El diálogo que Gaiman escribe a continuación es maravilloso y muy eficiente porque remarca esos elementos y añade una emoción nueva; o dos, si leemos con atención: la primera es la inevitabilidad. Cuando el protagonista loa cusa de inhumano, el demonio le da la razón. Cuando lo acusa de mentir, el demonio niega la mentira. Una forma abrumadora y muy eficaz de decir «esto es lo que hay». La segunda emoción es más bien una intensificación. Cuando el demonio indica que habrá un momento en el que la tortura física le parecerá agradable al protagonista, nosotros nos ponemos alerta. ¿Qué otra cosa puede ser peor que el dolor más atroz?


La respuesta es precisamente uno de los elementos de la literatura de los que hemos hablado más arriba: admitir la verdad.


Me atrevo a decir que este es el fragmento del relato en el que Gaiman se expone más abiertamente y también el fragmento en el que las lectoras conectamos de manera más directa: presenta abiertamente una mentira. Y no se molesta en explicar las emociones del protagonista. Lo que hace es ahondar en lo exhaustivo del método del demonio, que no le permite refugiarse en su propia máscara, sino que le obliga a quitarse capa tras capa de mentiras hasta que no queda de él más que la verdad.


Pero lo mejor del relato es el final.


Porque le lenguaje de Gaiman, simple y áspero; quizá un poco demasiado parco para despertar emociones, se revela muy útil ante los hechos: cuando el protagonista por fin se ha desecho de todo lo que no es él mismo, la puerta se abre y entra un hombre con ropa cara.
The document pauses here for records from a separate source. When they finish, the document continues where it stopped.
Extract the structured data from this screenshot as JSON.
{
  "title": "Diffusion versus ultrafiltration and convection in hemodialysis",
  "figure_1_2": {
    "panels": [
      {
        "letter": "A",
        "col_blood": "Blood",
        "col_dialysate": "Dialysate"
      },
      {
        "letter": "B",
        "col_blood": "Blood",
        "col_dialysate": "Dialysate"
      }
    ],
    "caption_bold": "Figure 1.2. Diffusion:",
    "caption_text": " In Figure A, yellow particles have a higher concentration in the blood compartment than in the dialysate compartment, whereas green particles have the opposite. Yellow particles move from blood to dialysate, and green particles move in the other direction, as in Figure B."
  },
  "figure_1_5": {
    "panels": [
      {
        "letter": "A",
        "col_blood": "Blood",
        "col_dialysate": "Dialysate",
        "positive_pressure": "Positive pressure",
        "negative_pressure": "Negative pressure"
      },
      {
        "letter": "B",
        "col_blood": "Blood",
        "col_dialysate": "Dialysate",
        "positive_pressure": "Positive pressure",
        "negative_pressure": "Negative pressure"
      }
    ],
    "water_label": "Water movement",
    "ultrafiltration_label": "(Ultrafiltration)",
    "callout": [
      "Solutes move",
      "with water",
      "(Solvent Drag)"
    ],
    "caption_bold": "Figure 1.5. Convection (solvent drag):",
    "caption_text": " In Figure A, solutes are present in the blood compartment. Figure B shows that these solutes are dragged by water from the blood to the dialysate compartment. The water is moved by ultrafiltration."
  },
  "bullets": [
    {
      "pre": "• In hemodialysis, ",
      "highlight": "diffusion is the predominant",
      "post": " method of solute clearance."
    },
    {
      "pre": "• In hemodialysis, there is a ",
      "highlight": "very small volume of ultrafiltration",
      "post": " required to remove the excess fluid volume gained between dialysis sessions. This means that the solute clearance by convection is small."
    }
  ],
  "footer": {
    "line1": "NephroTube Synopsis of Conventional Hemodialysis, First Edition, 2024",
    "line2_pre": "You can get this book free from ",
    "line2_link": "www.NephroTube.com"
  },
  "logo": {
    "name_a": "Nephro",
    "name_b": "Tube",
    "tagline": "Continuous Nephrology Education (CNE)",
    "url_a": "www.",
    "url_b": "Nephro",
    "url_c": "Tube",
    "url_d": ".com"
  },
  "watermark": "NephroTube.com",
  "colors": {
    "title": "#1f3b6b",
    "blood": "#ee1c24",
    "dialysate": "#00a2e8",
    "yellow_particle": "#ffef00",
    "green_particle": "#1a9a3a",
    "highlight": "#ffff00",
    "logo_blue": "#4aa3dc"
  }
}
Entonces sabemos que el protagonista se ha convertido en el demonio y que quizá lo fuera desde el principio.


Sabemos pues que el infierno, al contrario que en la obra de Sartre, no son los otros, sino uno mismo.
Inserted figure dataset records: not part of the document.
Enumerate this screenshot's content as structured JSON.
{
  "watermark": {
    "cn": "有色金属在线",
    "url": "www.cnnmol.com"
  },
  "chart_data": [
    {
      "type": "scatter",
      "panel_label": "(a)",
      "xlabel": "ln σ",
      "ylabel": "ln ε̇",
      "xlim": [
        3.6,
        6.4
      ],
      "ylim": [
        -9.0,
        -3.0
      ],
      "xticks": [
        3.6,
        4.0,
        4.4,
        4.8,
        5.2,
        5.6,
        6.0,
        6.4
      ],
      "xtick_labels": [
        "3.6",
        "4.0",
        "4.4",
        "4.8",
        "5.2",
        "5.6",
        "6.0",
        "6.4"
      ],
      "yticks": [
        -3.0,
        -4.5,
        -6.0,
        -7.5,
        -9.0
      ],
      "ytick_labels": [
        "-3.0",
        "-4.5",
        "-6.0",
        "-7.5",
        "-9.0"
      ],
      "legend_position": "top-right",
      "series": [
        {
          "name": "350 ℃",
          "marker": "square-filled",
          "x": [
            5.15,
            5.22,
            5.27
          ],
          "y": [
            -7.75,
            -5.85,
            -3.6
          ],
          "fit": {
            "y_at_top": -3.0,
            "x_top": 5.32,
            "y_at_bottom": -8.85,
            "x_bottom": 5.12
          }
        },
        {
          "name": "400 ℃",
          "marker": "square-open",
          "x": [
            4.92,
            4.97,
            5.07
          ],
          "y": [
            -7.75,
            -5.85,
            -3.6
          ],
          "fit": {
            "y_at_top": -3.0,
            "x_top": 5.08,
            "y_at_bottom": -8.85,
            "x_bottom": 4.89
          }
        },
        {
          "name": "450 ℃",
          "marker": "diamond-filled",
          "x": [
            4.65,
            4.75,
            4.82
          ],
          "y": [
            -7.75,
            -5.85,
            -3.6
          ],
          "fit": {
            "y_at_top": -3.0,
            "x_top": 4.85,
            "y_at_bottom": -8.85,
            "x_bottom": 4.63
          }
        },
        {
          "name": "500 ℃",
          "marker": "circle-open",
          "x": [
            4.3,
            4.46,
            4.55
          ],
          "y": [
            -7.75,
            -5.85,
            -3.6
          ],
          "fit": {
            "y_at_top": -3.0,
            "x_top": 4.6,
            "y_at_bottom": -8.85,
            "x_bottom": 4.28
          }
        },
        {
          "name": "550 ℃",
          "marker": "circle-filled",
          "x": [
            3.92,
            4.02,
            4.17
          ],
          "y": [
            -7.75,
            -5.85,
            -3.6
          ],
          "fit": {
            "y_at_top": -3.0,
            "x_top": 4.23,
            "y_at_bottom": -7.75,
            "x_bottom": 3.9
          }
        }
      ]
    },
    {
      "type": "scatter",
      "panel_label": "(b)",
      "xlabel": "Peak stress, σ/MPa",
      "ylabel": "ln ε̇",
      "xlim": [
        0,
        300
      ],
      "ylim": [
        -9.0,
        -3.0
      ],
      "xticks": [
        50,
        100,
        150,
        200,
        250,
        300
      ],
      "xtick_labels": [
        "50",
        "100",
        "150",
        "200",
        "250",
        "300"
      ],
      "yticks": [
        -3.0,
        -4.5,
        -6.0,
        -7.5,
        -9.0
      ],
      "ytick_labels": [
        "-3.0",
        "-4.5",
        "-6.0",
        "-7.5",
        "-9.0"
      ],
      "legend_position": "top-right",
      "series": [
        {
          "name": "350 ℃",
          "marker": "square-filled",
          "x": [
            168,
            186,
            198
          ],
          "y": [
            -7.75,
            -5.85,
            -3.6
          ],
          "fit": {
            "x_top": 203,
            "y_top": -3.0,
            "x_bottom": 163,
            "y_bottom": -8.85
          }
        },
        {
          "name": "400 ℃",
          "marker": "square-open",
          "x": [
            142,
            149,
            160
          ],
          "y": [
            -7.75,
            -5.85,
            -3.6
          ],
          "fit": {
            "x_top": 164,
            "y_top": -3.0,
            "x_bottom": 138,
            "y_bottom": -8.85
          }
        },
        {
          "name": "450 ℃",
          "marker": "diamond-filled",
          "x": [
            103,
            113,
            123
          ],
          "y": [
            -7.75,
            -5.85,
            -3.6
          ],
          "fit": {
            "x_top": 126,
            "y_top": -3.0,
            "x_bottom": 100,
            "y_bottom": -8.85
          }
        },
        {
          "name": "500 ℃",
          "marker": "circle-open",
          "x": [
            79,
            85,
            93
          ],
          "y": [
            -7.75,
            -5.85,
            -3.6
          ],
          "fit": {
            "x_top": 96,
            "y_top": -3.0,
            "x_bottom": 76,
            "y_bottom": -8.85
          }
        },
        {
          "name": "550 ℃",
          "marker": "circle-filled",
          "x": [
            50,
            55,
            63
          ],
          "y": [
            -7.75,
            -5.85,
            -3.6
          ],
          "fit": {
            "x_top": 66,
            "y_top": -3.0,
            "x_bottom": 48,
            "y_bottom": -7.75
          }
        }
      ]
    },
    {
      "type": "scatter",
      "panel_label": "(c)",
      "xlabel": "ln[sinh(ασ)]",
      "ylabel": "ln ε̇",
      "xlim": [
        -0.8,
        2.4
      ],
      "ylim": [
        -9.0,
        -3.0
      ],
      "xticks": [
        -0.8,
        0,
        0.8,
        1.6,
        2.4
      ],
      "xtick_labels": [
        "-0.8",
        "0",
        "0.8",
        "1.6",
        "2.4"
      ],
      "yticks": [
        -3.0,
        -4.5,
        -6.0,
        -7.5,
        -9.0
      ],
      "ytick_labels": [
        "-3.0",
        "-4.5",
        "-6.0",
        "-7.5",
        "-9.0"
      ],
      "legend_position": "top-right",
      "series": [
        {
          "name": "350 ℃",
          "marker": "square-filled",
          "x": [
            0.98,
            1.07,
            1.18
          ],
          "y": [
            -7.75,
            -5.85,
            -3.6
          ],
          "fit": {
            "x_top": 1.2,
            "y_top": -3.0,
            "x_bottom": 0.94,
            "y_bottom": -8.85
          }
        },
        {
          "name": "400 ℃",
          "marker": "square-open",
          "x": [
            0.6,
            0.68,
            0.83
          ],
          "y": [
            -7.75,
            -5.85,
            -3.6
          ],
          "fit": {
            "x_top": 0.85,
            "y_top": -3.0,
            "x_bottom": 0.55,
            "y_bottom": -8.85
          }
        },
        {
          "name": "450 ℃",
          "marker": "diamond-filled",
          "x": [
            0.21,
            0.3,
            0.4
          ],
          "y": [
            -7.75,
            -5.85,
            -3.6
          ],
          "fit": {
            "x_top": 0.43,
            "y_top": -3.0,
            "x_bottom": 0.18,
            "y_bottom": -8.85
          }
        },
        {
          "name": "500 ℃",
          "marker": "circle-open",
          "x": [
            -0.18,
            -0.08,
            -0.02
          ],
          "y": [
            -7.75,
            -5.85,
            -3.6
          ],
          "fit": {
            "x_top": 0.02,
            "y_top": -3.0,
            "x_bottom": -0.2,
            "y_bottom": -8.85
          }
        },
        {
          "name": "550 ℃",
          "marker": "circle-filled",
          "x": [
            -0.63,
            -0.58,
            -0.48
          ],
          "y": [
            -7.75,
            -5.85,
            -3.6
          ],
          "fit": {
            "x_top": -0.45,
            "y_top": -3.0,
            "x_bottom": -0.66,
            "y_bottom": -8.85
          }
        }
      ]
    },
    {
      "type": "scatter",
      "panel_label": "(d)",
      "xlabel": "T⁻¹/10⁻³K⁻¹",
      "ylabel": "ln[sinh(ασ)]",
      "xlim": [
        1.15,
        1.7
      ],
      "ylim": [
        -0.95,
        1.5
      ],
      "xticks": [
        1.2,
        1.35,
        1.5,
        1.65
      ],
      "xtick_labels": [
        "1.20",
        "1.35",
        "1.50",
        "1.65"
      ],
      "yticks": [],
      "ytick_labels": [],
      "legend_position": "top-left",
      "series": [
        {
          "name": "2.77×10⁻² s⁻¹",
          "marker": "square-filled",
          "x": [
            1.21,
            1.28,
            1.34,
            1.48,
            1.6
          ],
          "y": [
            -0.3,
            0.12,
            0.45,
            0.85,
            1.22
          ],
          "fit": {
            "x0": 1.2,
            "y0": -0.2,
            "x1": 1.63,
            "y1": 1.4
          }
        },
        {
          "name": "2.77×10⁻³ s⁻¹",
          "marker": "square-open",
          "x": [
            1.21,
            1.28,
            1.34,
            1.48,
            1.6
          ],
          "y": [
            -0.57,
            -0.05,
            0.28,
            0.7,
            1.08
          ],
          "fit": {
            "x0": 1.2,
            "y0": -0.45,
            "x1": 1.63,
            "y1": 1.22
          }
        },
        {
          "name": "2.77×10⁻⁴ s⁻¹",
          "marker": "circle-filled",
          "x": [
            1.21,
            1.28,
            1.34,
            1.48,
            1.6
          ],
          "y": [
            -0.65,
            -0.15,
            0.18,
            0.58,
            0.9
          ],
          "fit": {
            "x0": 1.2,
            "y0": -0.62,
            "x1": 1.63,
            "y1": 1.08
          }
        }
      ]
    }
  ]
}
La cuestión es ¿cómo sabemos si el demonio siempre ha sido el protagonista o si el hombre que entra por la puerta es uno diferente?


Yo me inclino por estudiar el lenguaje.


El tiempo es fluido, dice. Lo que nos lleva a pensar en un tiempo que no termina y si no termina es porque nunca ha empezado. Lo que indica que los dos personajes que aparecen siempre han estado juntos.
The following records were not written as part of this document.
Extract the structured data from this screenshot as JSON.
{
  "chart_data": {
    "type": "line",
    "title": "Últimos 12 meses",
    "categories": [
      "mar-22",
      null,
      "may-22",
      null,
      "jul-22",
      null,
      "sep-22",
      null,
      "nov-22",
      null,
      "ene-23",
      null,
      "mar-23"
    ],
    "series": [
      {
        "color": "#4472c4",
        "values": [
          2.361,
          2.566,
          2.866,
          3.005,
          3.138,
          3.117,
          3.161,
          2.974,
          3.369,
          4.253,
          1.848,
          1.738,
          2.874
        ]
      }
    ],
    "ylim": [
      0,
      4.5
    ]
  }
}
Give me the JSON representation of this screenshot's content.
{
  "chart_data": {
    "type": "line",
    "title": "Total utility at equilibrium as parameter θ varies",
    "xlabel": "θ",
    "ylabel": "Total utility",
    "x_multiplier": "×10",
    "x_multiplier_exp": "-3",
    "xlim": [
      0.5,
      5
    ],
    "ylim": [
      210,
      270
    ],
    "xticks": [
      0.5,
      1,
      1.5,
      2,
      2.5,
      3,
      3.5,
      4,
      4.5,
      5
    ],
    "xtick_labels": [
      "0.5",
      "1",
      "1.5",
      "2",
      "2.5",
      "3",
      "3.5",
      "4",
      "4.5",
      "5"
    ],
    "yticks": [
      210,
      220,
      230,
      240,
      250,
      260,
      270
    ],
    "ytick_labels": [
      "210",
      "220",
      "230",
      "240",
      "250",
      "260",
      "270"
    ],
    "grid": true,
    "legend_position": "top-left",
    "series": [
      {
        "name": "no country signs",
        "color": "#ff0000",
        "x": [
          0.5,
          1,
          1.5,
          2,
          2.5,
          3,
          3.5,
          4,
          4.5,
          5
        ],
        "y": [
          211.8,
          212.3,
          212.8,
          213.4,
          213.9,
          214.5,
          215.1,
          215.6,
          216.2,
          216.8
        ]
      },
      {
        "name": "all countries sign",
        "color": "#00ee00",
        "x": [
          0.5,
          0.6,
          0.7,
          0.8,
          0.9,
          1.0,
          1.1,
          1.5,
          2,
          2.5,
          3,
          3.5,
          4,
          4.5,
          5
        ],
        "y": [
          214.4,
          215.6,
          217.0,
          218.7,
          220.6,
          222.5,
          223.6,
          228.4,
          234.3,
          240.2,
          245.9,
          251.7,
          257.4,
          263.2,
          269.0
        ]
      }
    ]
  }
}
El protagonista identifica al demonio como demonio desde el primer momento y el lugar como el infierno también desde el primer momento. Dice Gaiman, de hecho, que ninguno de ellos podría haber sido otra cosa. Si has leído a Gaiman sabrás que le gustan las matrioskas, los espejos y las cajas chinas. En Sandman, uno de los primeros castigos que Morfeo impone es precisamente el que narra este relato: el eterno despertar.






El eterno despertar es un castigo cruel porque significa que la víctima deberá vivir en un estado permanente de miedo. Y ese miedo procede del propio cerebro. Un poco de la misma manera que en Los otros. Sobre todo si compramos la interpretación de que no hay infierno en realidad, sino que el protagonista se encuentra encerrado dentro de su propia mente, donde, por supuesto, el tiempo es fluido y somos capaces de torturarnos hasta el infinito y mucho más allá.


Pero hablaba del lenguaje, de cómo las palabras de Gaiman anticipan el final y pueden servir para deducir que, efectivamente, el relato habla de remordimientos, de culpa y del castigo que supone darle cientos de vueltas a lo que hemos dicho o hecho:


  • Los látigos rasgan la ropa cara del hombre al principio de la tortura y el hombre que entra al final en la habitación también lleva ropa cara.

  • El demonio repite la misma frase todo el tiempo: otra vez. Y una vez terminó, dice el narrador, volvió a empezar.

Si seguimos la lógica del cuento, lo que nos queda es que, en el momento en el que Gaiman escribe: “Cuando terminó se sentó, con los ojos cerrados y esperó a que la voz dijera «otra vez», pero nadie dijo nada. Abrió los ojos”. La tortura vuelva a empezar. Y así sucede:


«En el extremo más lejano de la habitación había una puerta que, mientras la miraba, se abrió.
Un hombre atravesó el umbral. Había terror en su cara y arrogancia, y orgullo. El hombre, que vestía ropa cara, dio algunos pasos vacilantes y se detuvo.
Cuando vio al hombre, lo entendió.
—El tiempo aquí es fluido —le dijo al recién llegado».

Y esto es lo que convierte el relato en un ejemplo maravilloso de terror psicológico disfrazado de terror sobrenatural.